Reported:	2014-11-12 16:45 UTC by MikeH
Modified:	2016-04-08 06:43 UTC (History)
CC List:	5 users (show)
Fixed In Version:
Doc Type:	Bug Fix
Doc Text:
Clone Of:
Environment:
Last Closed:	2016-04-07 20:51:25 UTC
Target Upstream Version:
Embargoed:

Attachments	(Terms of Use)
ignore isakmp_next_sak as it is (ab)used by OSX for NAT-T payload (666 bytes, patch) 2014-11-25 17:02 UTC, Paul Wouters	no flags	Details \| Diff
View All

Description MikeH 2014-11-12 16:45:09 UTC

Description of problem:

The upgrade from openswan-2.6.32-27.2.el6_5.i686 to openswan-2.6.32-27.4.el6_5.i686 appears to have broken L2TP tunnels (at least in my configuration) from a Mac OS X VPN client.  I upgraded to the latest openswan (openswan-2.6.32-37.el6.i686), but that has the same issue.  I upgraded from Red Hat 6.5 to 6.6, but that also has the same problem.  Prior to upgrading to 6.6, I downgraded to openswan-2.6.32-27.2.el6_5.i686 and I was able to establish L2TP tunnels with the client; upgrade to openswan-2.6.32-27.4.el6_5.i686 and the tunnels don't work and I get this error in /var/log/secure:

Nov 12 11:20:25 <HOST> pluto[1538]: "l2tp-psk"[1] <IP> #11: message ignored because it contains an unknown or unexpected payload type (ISAKMP_NEXT_SAK) at the outermost level

From what I can tell, this difference seems related to the fix for BZ 1070356.

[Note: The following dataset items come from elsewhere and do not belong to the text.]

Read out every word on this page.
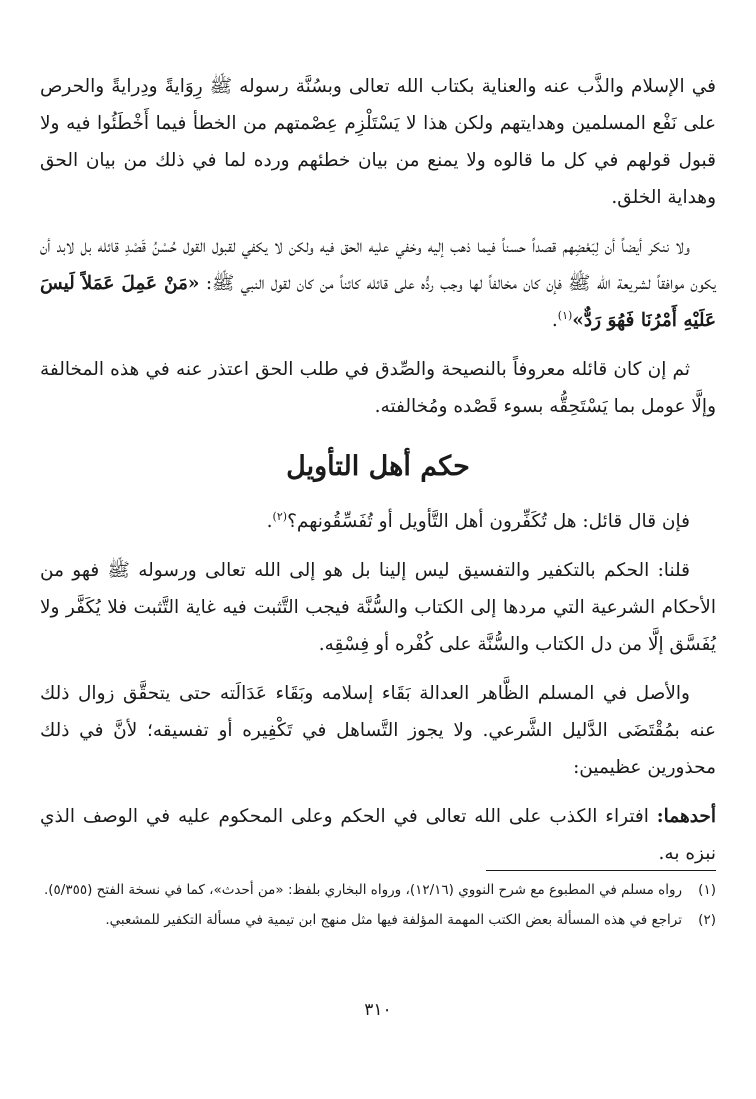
في الإسلام والذَّب عنه والعناية بكتاب الله تعالى وبسُنَّة رسوله ﷺ رِوَايةً ودِرايةً والحرص على نَفْع المسلمين وهدايتهم ولكن هذا لا يَسْتَلْزِم عِصْمتهم من الخطأ فيما أَخْطَئُوا فيه ولا قبول قولهم في كل ما قالوه ولا يمنع من بيان خطئهم ورده لما في ذلك من بيان الحق وهداية الخلق.

ولا ننكر أيضاً أن لِبَعْضِهم قصداً حسناً فيما ذهب إليه وخفي عليه الحق فيه ولكن لا يكفي لقبول القول حُسْنُ قَصْدِ قائله بل لابد أن يكون موافقاً لشريعة الله ﷺ فإن كان مخالفاً لها وجب ردُّه على قائله كائناً من كان لقول النبي ﷺ: «مَنْ عَمِلَ عَمَلاً لَيسَ عَلَيْهِ أَمْرُنَا فَهُوَ رَدٌّ»$^{(١)}$.

ثم إن كان قائله معروفاً بالنصيحة والصِّدق في طلب الحق اعتذر عنه في هذه المخالفة وإلَّا عومل بما يَسْتَحِقُّه بسوء قَصْده ومُخالفته.

حكم أهل التأويل

فإن قال قائل: هل تُكَفِّرون أهل التَّأويل أو تُفَسِّقُونهم؟$^{(٢)}$.

قلنا: الحكم بالتكفير والتفسيق ليس إلينا بل هو إلى الله تعالى ورسوله ﷺ فهو من الأحكام الشرعية التي مردها إلى الكتاب والسُّنَّة فيجب التَّثبت فيه غاية التَّثبت فلا يُكَفَّر ولا يُفَسَّق إلَّا من دل الكتاب والسُّنَّة على كُفْره أو فِسْقِه.

والأصل في المسلم الظَّاهر العدالة بَقَاء إسلامه وبَقَاء عَدَالَته حتى يتحقَّق زوال ذلك عنه بمُقْتَضَى الدَّليل الشَّرعي. ولا يجوز التَّساهل في تَكْفِيره أو تفسيقه؛ لأنَّ في ذلك محذورين عظيمين:

أحدهما: افتراء الكذب على الله تعالى في الحكم وعلى المحكوم عليه في الوصف الذي نبزه به.

(١)
رواه مسلم في المطبوع مع شرح النووي (١٢/١٦)، ورواه البخاري بلفظ: «من أحدث»، كما في نسخة الفتح (٥/٣٥٥).
(٢)
تراجع في هذه المسألة بعض الكتب المهمة المؤلفة فيها مثل منهج ابن تيمية في مسألة التكفير للمشعبي.
٣١٠
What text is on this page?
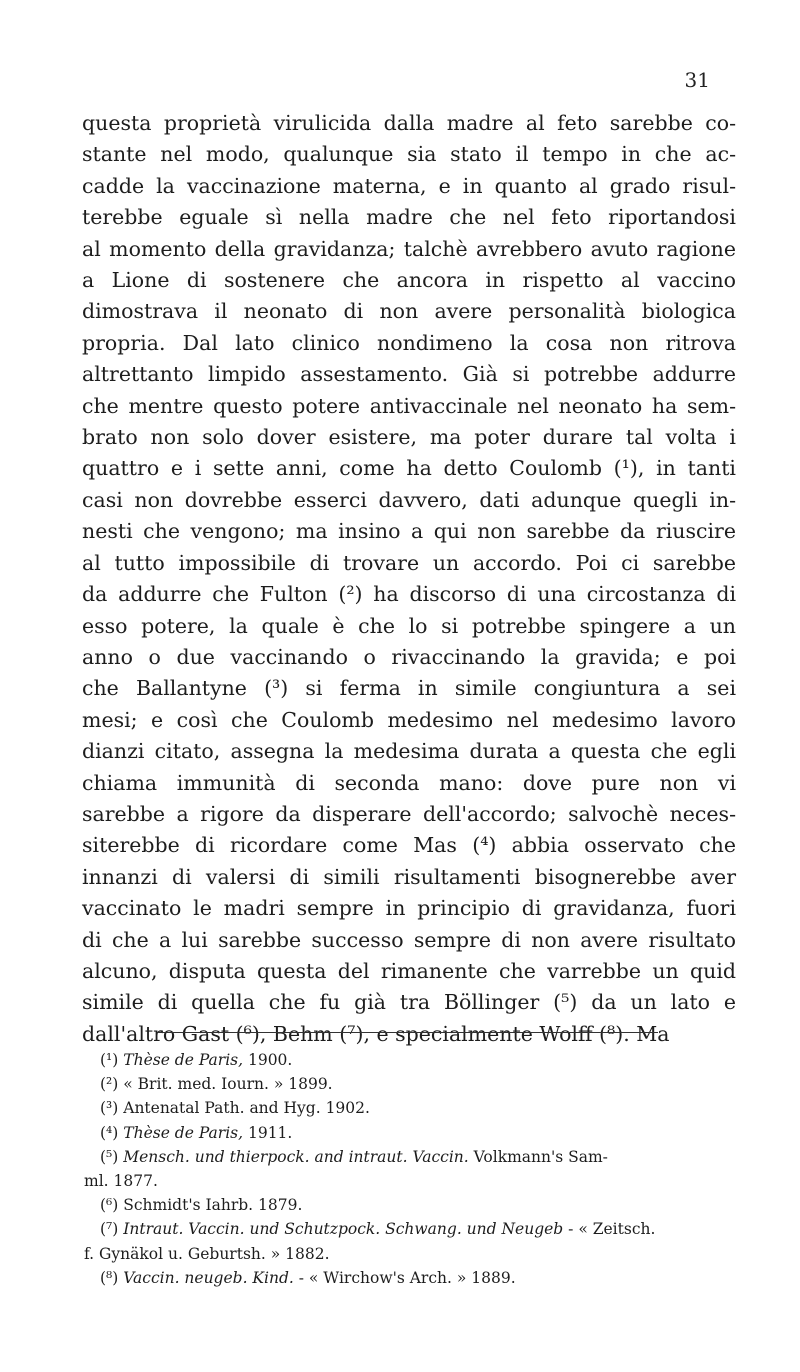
31
questa proprietà virulicida dalla madre al feto sarebbe co-
stante nel modo, qualunque sia stato il tempo in che ac-
cadde la vaccinazione materna, e in quanto al grado risul-
terebbe eguale sì nella madre che nel feto riportandosi
al momento della gravidanza; talchè avrebbero avuto ragione
a Lione di sostenere che ancora in rispetto al vaccino
dimostrava il neonato di non avere personalità biologica
propria. Dal lato clinico nondimeno la cosa non ritrova
altrettanto limpido assestamento. Già si potrebbe addurre
che mentre questo potere antivaccinale nel neonato ha sem-
brato non solo dover esistere, ma poter durare tal volta i
quattro e i sette anni, come ha detto Coulomb (¹), in tanti
casi non dovrebbe esserci davvero, dati adunque quegli in-
nesti che vengono; ma insino a qui non sarebbe da riuscire
al tutto impossibile di trovare un accordo. Poi ci sarebbe
da addurre che Fulton (²) ha discorso di una circostanza di
esso potere, la quale è che lo si potrebbe spingere a un
anno o due vaccinando o rivaccinando la gravida; e poi
che Ballantyne (³) si ferma in simile congiuntura a sei
mesi; e così che Coulomb medesimo nel medesimo lavoro
dianzi citato, assegna la medesima durata a questa che egli
chiama immunità di seconda mano: dove pure non vi
sarebbe a rigore da disperare dell'accordo; salvochè neces-
siterebbe di ricordare come Mas (⁴) abbia osservato che
innanzi di valersi di simili risultamenti bisognerebbe aver
vaccinato le madri sempre in principio di gravidanza, fuori
di che a lui sarebbe successo sempre di non avere risultato
alcuno, disputa questa del rimanente che varrebbe un quid
simile di quella che fu già tra Böllinger (⁵) da un lato e
dall'altro Gast (⁶), Behm (⁷), e specialmente Wolff (⁸). Ma
(¹) Thèse de Paris, 1900.
(²) « Brit. med. Iourn. » 1899.
(³) Antenatal Path. and Hyg. 1902.
(⁴) Thèse de Paris, 1911.
(⁵) Mensch. und thierpock. and intraut. Vaccin. Volkmann's Sam-
ml. 1877.
(⁶) Schmidt's Iahrb. 1879.
(⁷) Intraut. Vaccin. und Schutzpock. Schwang. und Neugeb - « Zeitsch.
f. Gynäkol u. Geburtsh. » 1882.
(⁸) Vaccin. neugeb. Kind. - « Wirchow's Arch. » 1889.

Site-to-site IPSEC tunnels work fine (and I only use L2TP tunnels occasionally, which is why I didn't see this issue for some time).

Version-Release number of selected component (if applicable):

openswan-2.6.32-27.4.el6_5.i686 is the first release that exhibits the problem.

How reproducible:

Always.

Steps to Reproduce:
1. Use Mac OS X VPN client to connect to Linux VPN using L2TP

Actual results:

After a minute or so, the Mac OS X client reports "The L2TP-VPN server did not respond..." and this error appears in /var/log/secure:

Nov 12 11:20:25 <HOST> pluto[1538]: "l2tp-psk"[1] <IP> #11: message ignored because it contains an unknown or unexpected payload type (ISAKMP_NEXT_SAK) at the outermost level


Expected results:

L2TP VPN tunnel established (as it had been prior to openswan-2.6.32-27.4.el6_5.i686 being installed).

Additional info:

Googling around seemed to indicate that others have had similar problems, but mostly on Debian (see https://bugs.launchpad.net/raspbian/+bug/1304674 where a proposed patch is given).  I didn't see anything on the openswan mailing list (and tried to post there, but it looks defunct).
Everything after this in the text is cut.